Religious organizations that argue even filling out a form filing their objection to birth control violates their religious freedom got a step closer to the Supreme Court earlier this month.
The U.S. Court of Appeals for the Eighth Circuit ruled in favor of several religious colleges and organizations which had refused to fill out a form informing the Department of Health and Human Services of their religious objection to contraception. The court said:
[I]t is not our role to second-guess [the plaintiffs’] honest assessment of a ‘difficult and important question of religion and moral philosophy, namely, the circumstances under which it is wrong for a person to perform an act that is innocent in itself but that has the effect of enabling or facilitating the commission of an immoral act by another.’
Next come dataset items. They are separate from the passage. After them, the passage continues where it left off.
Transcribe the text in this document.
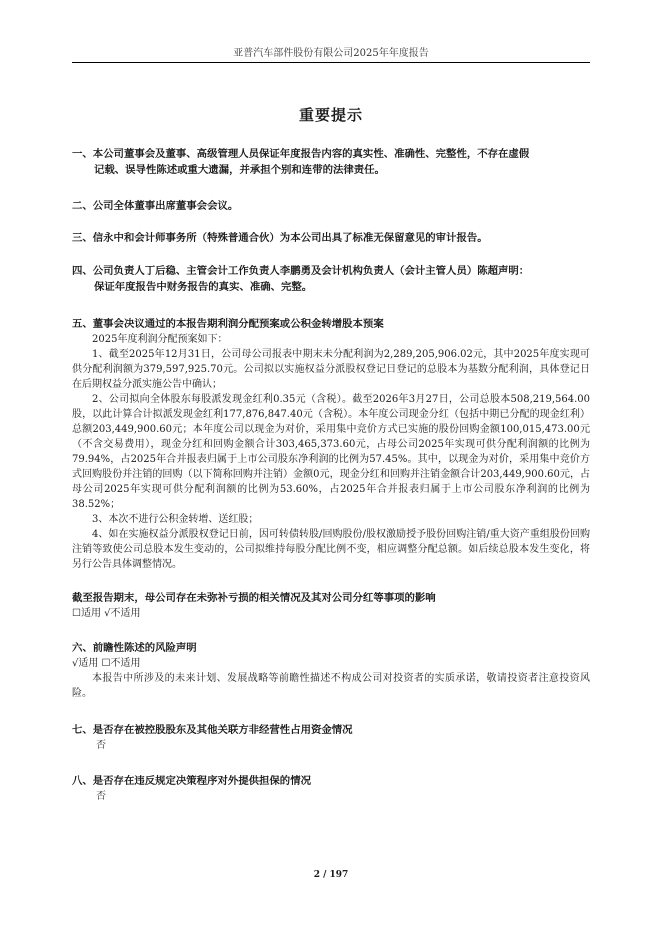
亚普汽车部件股份有限公司2025年年度报告
重要提示
一、本公司董事会及董事、高级管理人员保证年度报告内容的真实性、准确性、完整性，不存在虚假
记载、误导性陈述或重大遗漏，并承担个别和连带的法律责任。
二、公司全体董事出席董事会会议。
三、信永中和会计师事务所（特殊普通合伙）为本公司出具了标准无保留意见的审计报告。
四、公司负责人丁后稳、主管会计工作负责人李鹏勇及会计机构负责人（会计主管人员）陈超声明：
保证年度报告中财务报告的真实、准确、完整。
五、董事会决议通过的本报告期利润分配预案或公积金转增股本预案
2025年度利润分配预案如下：

1、截至2025年12月31日，公司母公司报表中期末未分配利润为2,289,205,906.02元，其中2025年度实现可供分配利润额为379,597,925.70元。公司拟以实施权益分派股权登记日登记的总股本为基数分配利润，具体登记日在后期权益分派实施公告中确认；

2、公司拟向全体股东每股派发现金红利0.35元（含税）。截至2026年3月27日，公司总股本508,219,564.00股，以此计算合计拟派发现金红利177,876,847.40元（含税）。本年度公司现金分红（包括中期已分配的现金红利）总额203,449,900.60元；本年度公司以现金为对价，采用集中竞价方式已实施的股份回购金额100,015,473.00元（不含交易费用），现金分红和回购金额合计303,465,373.60元，占母公司2025年实现可供分配利润额的比例为79.94%，占2025年合并报表归属于上市公司股东净利润的比例为57.45%。其中，以现金为对价，采用集中竞价方式回购股份并注销的回购（以下简称回购并注销）金额0元，现金分红和回购并注销金额合计203,449,900.60元，占母公司2025年实现可供分配利润额的比例为53.60%，占2025年合并报表归属于上市公司股东净利润的比例为38.52%；

3、本次不进行公积金转增、送红股；

4、如在实施权益分派股权登记日前，因可转债转股/回购股份/股权激励授予股份回购注销/重大资产重组股份回购注销等致使公司总股本发生变动的，公司拟维持每股分配比例不变，相应调整分配总额。如后续总股本发生变化，将另行公告具体调整情况。

截至报告期末，母公司存在未弥补亏损的相关情况及其对公司分红等事项的影响
☐适用 √不适用
六、前瞻性陈述的风险声明
√适用 ☐不适用

本报告中所涉及的未来计划、发展战略等前瞻性描述不构成公司对投资者的实质承诺，敬请投资者注意投资风险。

七、是否存在被控股股东及其他关联方非经营性占用资金情况
否
八、是否存在违反规定决策程序对外提供担保的情况
否
2 / 197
The thing is, they’re not wrong. The First Amendment says that the state can’t “establish” a religion – which the court has generally taken to mean they can’t make judgment calls on religious issues, such as ruling on whether or not the form is religiously burdensome. Constitutionally, the court pretty much has to take the plaintiffs at their word.
But at the same time, the courts can’t accept and accommodate every single religious belief – it’s just not workable. This is where religious freedom gets pretty murky. The court can’t say what beliefs are “sincere” or when they are burdened, but in situations like this we don’t really have an alternative standard for saying “no matter how sincere you are, we can’t accommodate you beyond this point.”